Saturday, September 5, 2020

Robotic Factory: deck builder board game

Since I first discovered Dominion (BGG) I am huge fan of deck building games. I am also a fan of tactical wargames like Massive Assault. When I discovered Cogmind I soon became obsessed with the idea of creating a board game that combines elements of deck building and tactical wargames and building robots from parts.

Let me use Dominion to briefly explain how deck building games work. You start with a small deck of basic cards. Every turn you draw a few cards. You can use your cards in different ways. Some cards (like Silver shown here as an example) generate gold that allows you to buy other cards. When you buy a card it goes to your discard pile. The cards you played also go to discard pile. When there are no more cards in your deck and you need to draw you shuffle your discard pile and use it as your draw deck. The key idea is your deck
grows as you play and with each reshufle the cards in your hand become more powerful.

Some cards allow you to attack the opponent, for example inserting harmful cards to his deck. Some cards provide victory points but do not provide any benefit before the end of game and only waste a slot in your hand.

Seriously if you love games and do not know what is a deck-builder make yourself a service and watch some youtube.

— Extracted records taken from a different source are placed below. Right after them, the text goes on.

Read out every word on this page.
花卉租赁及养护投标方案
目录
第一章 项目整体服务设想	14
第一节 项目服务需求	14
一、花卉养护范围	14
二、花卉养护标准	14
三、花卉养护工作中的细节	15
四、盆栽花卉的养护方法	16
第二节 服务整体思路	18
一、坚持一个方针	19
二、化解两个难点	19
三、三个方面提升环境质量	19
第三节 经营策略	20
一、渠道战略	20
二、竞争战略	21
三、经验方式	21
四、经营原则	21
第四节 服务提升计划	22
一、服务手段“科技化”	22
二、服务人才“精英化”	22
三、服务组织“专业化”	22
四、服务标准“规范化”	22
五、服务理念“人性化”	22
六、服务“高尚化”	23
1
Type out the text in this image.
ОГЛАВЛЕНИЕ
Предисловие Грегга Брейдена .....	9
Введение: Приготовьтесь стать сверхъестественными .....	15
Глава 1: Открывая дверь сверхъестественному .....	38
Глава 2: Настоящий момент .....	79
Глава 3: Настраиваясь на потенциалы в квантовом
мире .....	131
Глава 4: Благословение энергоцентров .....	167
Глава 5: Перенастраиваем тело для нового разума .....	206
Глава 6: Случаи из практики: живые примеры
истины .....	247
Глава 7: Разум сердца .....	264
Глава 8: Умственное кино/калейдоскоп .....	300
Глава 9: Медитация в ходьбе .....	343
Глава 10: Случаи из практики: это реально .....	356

There are many games, including digital, that followed suit. Ascension and Star Realms are examples of deck building brought to it's purest form. Slay the Spire has strong deck-building elements. Even some tavern brawl modes of Hearthstone are deck-builders. Digital games provided fancy mechanics that are impossible in cardboard form. But it is Dominion that started it all.

Not much can be said about tactical wargames. You carefully choose your army composition to respond to enemy army and terrain. You carefully maneuver your army to gain territory with minimal loses. There was a post (in Russian only) from developer, who is among founders of wargaming.net, that original prototype of Massive Assault was "analog" board game which gives me hope that my idea of doing this in cardboard is not doomed.

Cogmind is a clever roguelike videogame where you build your robotic hero by placing destructible parts into very limited slots. And you cant just slap all the fancy big guns and fire them at once because usable have weight that slows you down heat generation that requires cooling (and you will melt without it) and require energy .


The idea of building units from parts is not new in board-games. For example Eclipse has starships with components and you can not fire your big gun if energy requirements are not satisfied.

In future blog entries I will show how my game is supposed to work and how I expect to balance it.